According to the newly released 2024 South African Influencer Benchmark Report, local influencers can charge between R3,000 and R18,000 for a single Instagram post and up to R8,000 for a reel.
Mtwentwe noted that social media advertisement spending spiked by as much as 30% globally during the festive period, a trend echoed in South Africa.
This means that local influencers are likely to earn significantly more during this time.
“However, with significant earning potential comes an even greater tax responsibility,” he said.
“Social media influencers are driving billions into the economy, yet too many fail to recognise themselves as brands in their own right.”

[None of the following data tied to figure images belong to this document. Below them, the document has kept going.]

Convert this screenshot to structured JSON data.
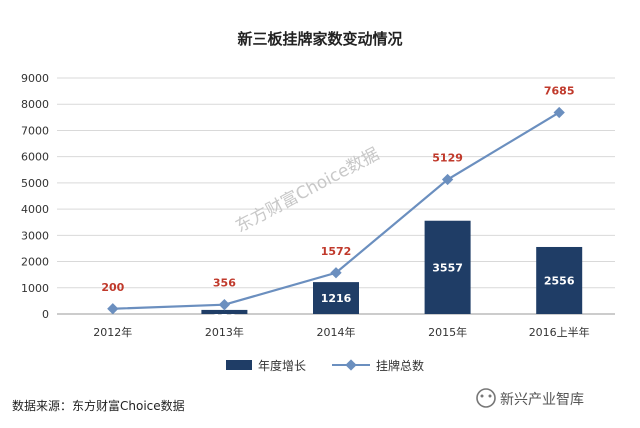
{
  "chart_data": {
    "type": "bar+line",
    "title": "新三板挂牌家数变动情况",
    "categories": [
      "2012年",
      "2013年",
      "2014年",
      "2015年",
      "2016上半年"
    ],
    "ylim": [
      0,
      9000
    ],
    "yticks": [
      0,
      1000,
      2000,
      3000,
      4000,
      5000,
      6000,
      7000,
      8000,
      9000
    ],
    "grid": true,
    "legend_position": "bottom",
    "series": [
      {
        "name": "年度增长",
        "type": "bar",
        "color": "#1f3d66",
        "values": [
          null,
          156,
          1216,
          3557,
          2556
        ],
        "labels": [
          "",
          "156",
          "1216",
          "3557",
          "2556"
        ]
      },
      {
        "name": "挂牌总数",
        "type": "line",
        "color": "#6b8fbf",
        "values": [
          200,
          356,
          1572,
          5129,
          7685
        ],
        "labels": [
          "200",
          "356",
          "1572",
          "5129",
          "7685"
        ]
      }
    ]
  },
  "watermark": "东方财富Choice数据",
  "source": "数据来源：东方财富Choice数据",
  "brand": "新兴产业智库",
  "colors": {
    "bar": "#1f3d66",
    "line": "#6b8fbf",
    "label": "#c0392b",
    "grid": "#d9d9d9"
  }
}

“This lack of awareness puts them at serious risk, especially as the online nature of social media makes it easier for SARS to track income and ramp up its enforcement efforts.”
“Whether it’s cash payments or promotional gifts, undeclared income could result in penalties that not only drain earnings but also jeopardise careers.”
He explained that to succeed as a brand, influencers need to act like a brand and emphasised that transparency and compliance should be part of that.
For influencers falling short of compliance, the SARS Voluntary Disclosure Programme (VDP), launched in 2012, offers a valuable second chance to get back on track.
Mtwentwe explained that the VDP enables taxpayers to declare previously undeclared income and avoid severe penalties – provided they act proactively and approach SARS before an audit is initiated.
However, while the VDP serves as a critical lifeline for influencers who have overlooked their tax obligations, it is not a one-size-fits-all solution.
“To benefit from the VDP, you must act before SARS identifies non-compliance, and it is important to note that leniency isn’t guaranteed after that point,” he warned.
“To avoid this risk altogether, compliance must evolve into a lifelong habit. Tax laws are constantly changing, and staying compliant is an ongoing responsibility.”
He explained that many influencers face challenges because they do not treat their activities as businesses.
For instance, some use personal bank accounts to receive income, which automatically categorises them as sole traders, subjecting them to additional scrutiny.
However, he said the responsibility of being tax-aware doesn’t rest solely on influencers, though.
“Marketing agencies should also play a role in educating influencers about their contribution to the economy and their compliance responsibilities under tax laws and regulations,” he said.